Home / Graduate / M.S. Theses Completed
  Haşim Sak, 2004  [download thesis]    

Thesis Title

A Corpus-Based Concatenative Speech Synthesis System for Turkish


Speech synthesis (text-to-speech) is the process of converting the written text into machine generated synthetic speech. Concatenative speech synthesis systems render speech by concatenating pre-recorded speech units. Corpus-based methods (unit selection) use a large inventory to select the units and concatenate. This thesis is part of an effort to design and develop an intelligible and natural sounding corpus-based concatenative speech synthesis system for Turkish. The implemented system contains a relatively simple front-end comprised of text analysis, phonetic analysis, and optional use of transplanted prosody. The unit selection algorithm is based on commonly used Viterbi decoding algorithm of the best path in the network of the units. The back-end is the speech waveform generation based on the harmonic coding of speech and overlap-and-add mechanism. In this work, the different unit sizes such as syllables, phones and half-phones have been experimented with.

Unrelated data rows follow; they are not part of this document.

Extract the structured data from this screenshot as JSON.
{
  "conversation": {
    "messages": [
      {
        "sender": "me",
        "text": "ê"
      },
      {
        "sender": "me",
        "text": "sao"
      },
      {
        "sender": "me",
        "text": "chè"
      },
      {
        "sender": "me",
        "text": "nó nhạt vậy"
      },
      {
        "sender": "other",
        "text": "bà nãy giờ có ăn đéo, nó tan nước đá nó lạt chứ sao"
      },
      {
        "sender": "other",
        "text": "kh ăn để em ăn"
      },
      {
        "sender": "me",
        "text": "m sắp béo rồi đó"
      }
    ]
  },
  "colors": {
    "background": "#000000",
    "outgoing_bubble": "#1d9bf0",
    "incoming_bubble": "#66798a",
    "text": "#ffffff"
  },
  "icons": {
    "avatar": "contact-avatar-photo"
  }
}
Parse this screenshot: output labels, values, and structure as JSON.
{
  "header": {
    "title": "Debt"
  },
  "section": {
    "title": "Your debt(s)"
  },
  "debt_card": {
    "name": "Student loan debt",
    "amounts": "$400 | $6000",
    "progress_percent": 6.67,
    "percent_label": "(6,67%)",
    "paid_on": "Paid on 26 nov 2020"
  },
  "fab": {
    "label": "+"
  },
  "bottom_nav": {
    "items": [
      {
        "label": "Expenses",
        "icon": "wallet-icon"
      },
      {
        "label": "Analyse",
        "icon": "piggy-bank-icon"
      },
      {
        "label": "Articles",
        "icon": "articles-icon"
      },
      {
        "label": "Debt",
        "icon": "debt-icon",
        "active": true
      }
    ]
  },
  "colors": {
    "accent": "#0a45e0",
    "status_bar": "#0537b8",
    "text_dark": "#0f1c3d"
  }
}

Speech corpus design and recording script preparation methods have been explained. A speech model based on harmonic coding of speech has been developed for speech representation and waveform generation. The harmonic coding has enabled us to compress the unit inventory size by a factor of three. A Viterbi decoding algorithm using spectral discontinuity cost and prosodic mismatch objective cost measures has been implemented. A Turkish phoneme set has been designed. Text-to-phoneme conversion for Turkish has been worked on, and a root words pronunciation lexicon has been constructed. A simple text normalization module has been implemented. The importance of prosody in unit selection has been studied by using transplanted prosody vs no synthetic prosody modeling in unit selection. Subjective tests have been carried out for evaluating the synthesized speech quality. The final Turkish speech synthesis system got 4.2 MOS like score in the listening tests.